The repo rate is expected to be held steady at 7.75% – and as a result, the prime lending rate at commercial banks is anticipated to remain unchanged at 11.5% when the Bank of Namibia’s Monetary Policy Committee meets for the last time this year on Wednesday, 6 December.
This is according to stock brokerage Simonis Storm, who noted this expectation is in line with the South African Reserve Bank’s (SARB’s) decision to keep the repo rate at 8.25% during its latest meeting on 23 November 2023.
“While maintaining the current rate may not significantly alleviate the interest rate burden for businesses, households and consumer disposable income, it does avoid further financial tightening that a rate increase would entail. This stability in interest rates provides a measure of relief and steadiness in the financial landscape,” SS noted in its latest report on Public Sector Credit Extension (PSCE). The report noted that during October 2023, PSCE in Namibia increased modestly to 1.8% year-on-year (y/y), which was a slight improvement from the 1.6% y/y observed in September 2023.
“However, this represents a decline when compared to the 3.5% y/y growth in October 2022. This relatively low growth rate, which is the second lowest recorded in 2023 and falls beneath the 2% mark, indicates a subdued credit market. The total credit extended to the private sector reached N$119.3 billion at the end of October 2023. This modest uptick in PSCE can be largely attributed to the household sector, which notably experienced an increase in overdraft facilities extended to individuals. Conversely, credit extension to corporate entities continued its downward trajectory,” the SS report reads.
Meanwhile, by the end of October 2023, the liquidity position of the domestic banking sector showed an improvement, with SS noting the industry’s cash balances rose to N$7.5 billion – up from N$7.4 billion in September 2023.
“This increase is due to government bond payments made during October 2023. Concurrently, there was a 4.4% month-on-month (m/m) decline in the central bank’s international reserves, falling to N$51.4 billion in October 2023 from N$53.8 billion in September 2023. This decrease is mainly attributed to increased commercial bank outflows, driven by higher import bills,” the SS report stated.
SS further pointed out that corporate credit uptake has remained in a negative trend for the seventh consecutive month, contracting by 1.4% y/y.
The stock brokerage noted this represents a slight improvement, compared to the 2.1% y/y contraction recorded in September 2023, stating: “From an economic growth standpoint, this persistent negative trend is concerning. The robust extension of credit to the corporate sector is usually critical for driving overall economic growth”.
Moreover, the stock brokerage emphasised that household credit extension remains a key driver in PSCE growth by exhibiting a moderate increase of 4.2% y/y in October 2023.
This, SS stated, is an escalation from the 2.8% y/y growth witnessed in October 2022, albeit a slight decrease from the 4.3% y/y recorded in September 2023.
The SS analysis showed the observed decline in household credit extension during this period can largely be attributed to a decreased demand across various categories, including other loans and advances, mortgage credit, as well as instalment sales and leasing.

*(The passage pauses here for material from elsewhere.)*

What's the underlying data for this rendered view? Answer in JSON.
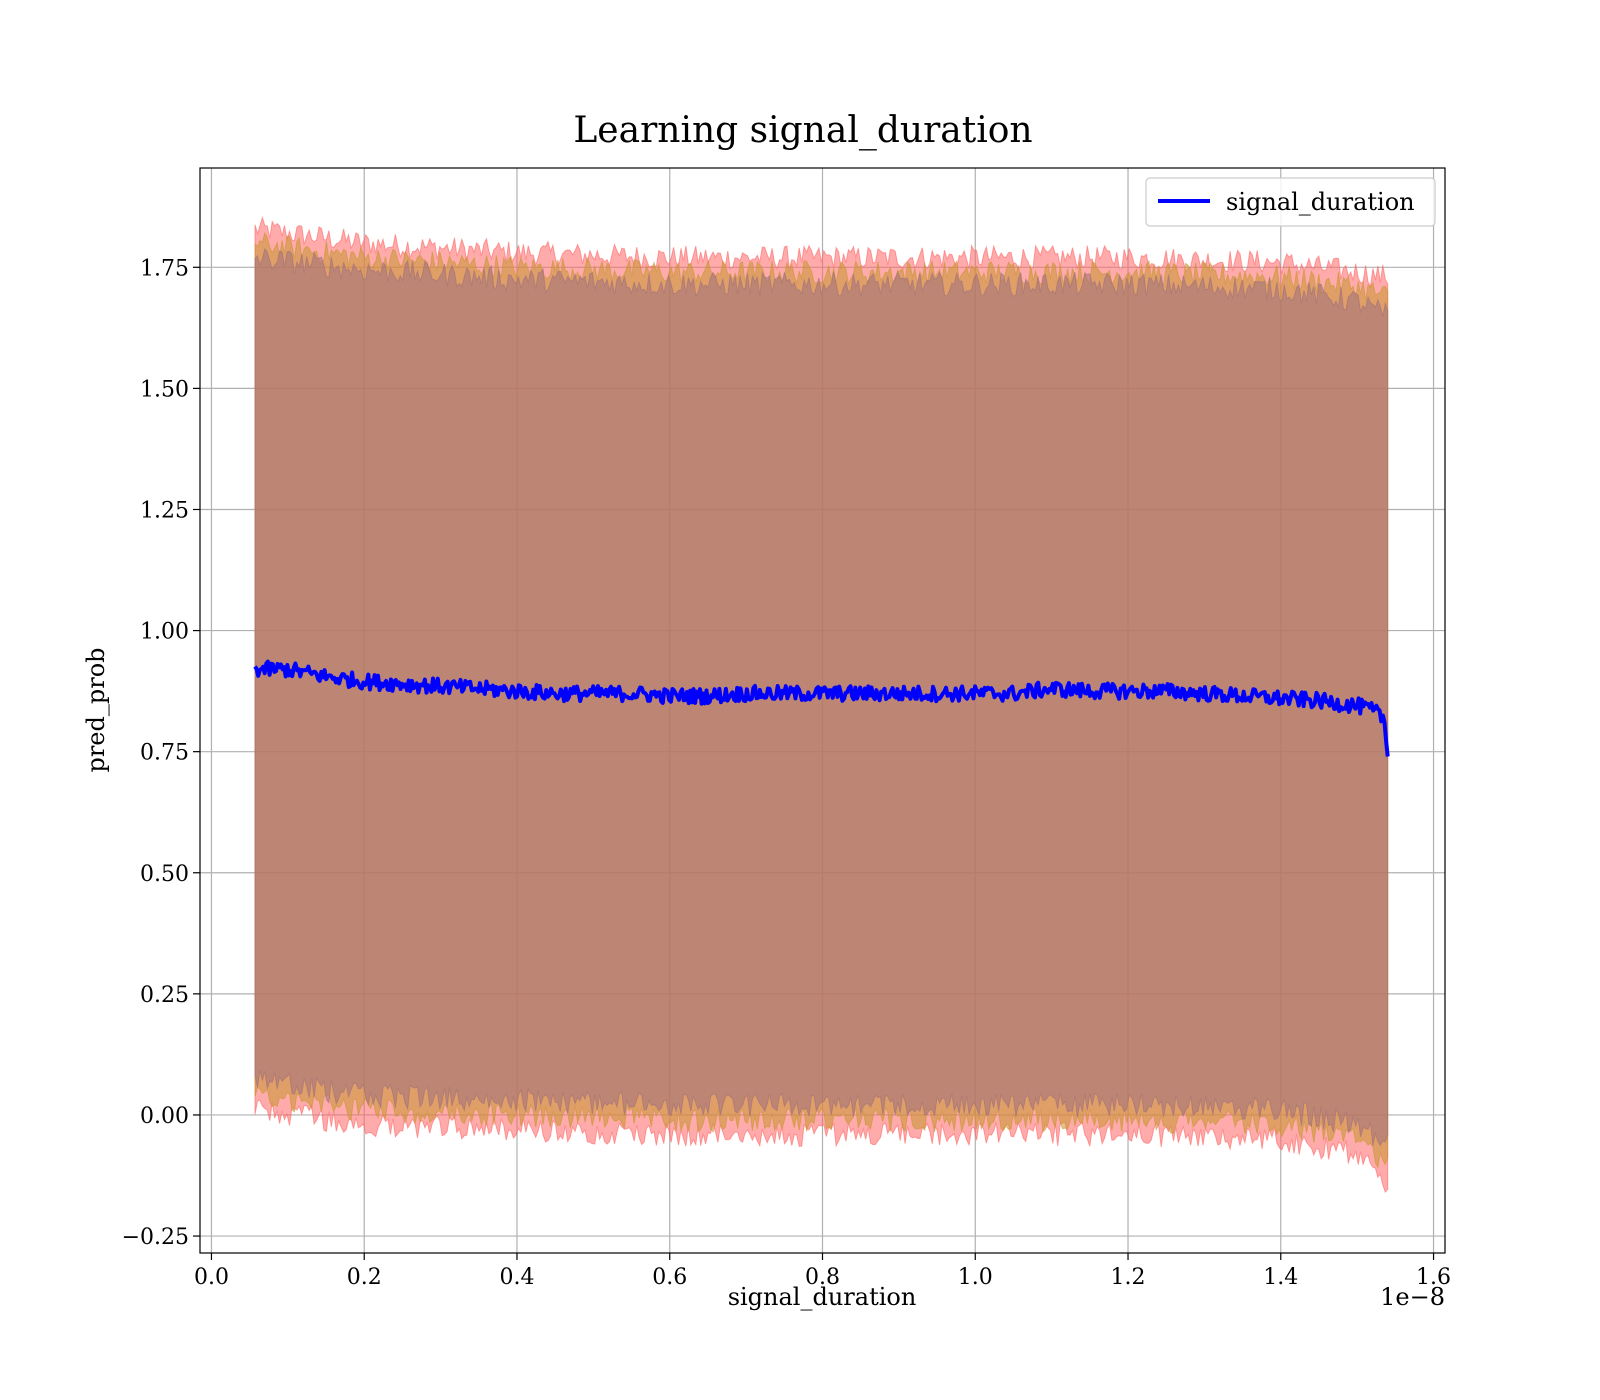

“However, household overdraft credit saw a significant surge, growing by 25.1% y/y in October 2023, marking a substantial rebound from the -0.3% y/y recorded in the corresponding period last year. Notably, this positive trajectory in household credit extension has occurred against the backdrop of elevated inflation and interest rates,” SS noted. The report also noted that during October 2023, overdraft credit increased primarily due to high demand from the household sector, while overdraft lending to corporate sector remained in contraction territory. SS emphasised that other loans and advances also contracted by 0.4% y/y in October 2023, driven by diminished demand from the business sector. “In contrast, mortgage credit growth experienced a downturn in October 2023, registering a growth rate of 1.0% y/y, a decrease from the 1.2% y/y recorded in September 2023. This sluggish expansion in the mortgage credit segment is primarily due to net repayments made by the corporate sector,” SS stated.
SS continued that on a positive note, instalment sales and leasing credit continue to exhibit a continuous upward trajectory, with an annual growth rate of 9.4% y/y in October 2023.
This is while instalment and leasing credit experienced a deceleration on a m/m basis, falling from the 11.6% growth observed in September 2023.
SS attributed this slowdown largely to a reduction in leasing facilities provided to corporations within the retail industry.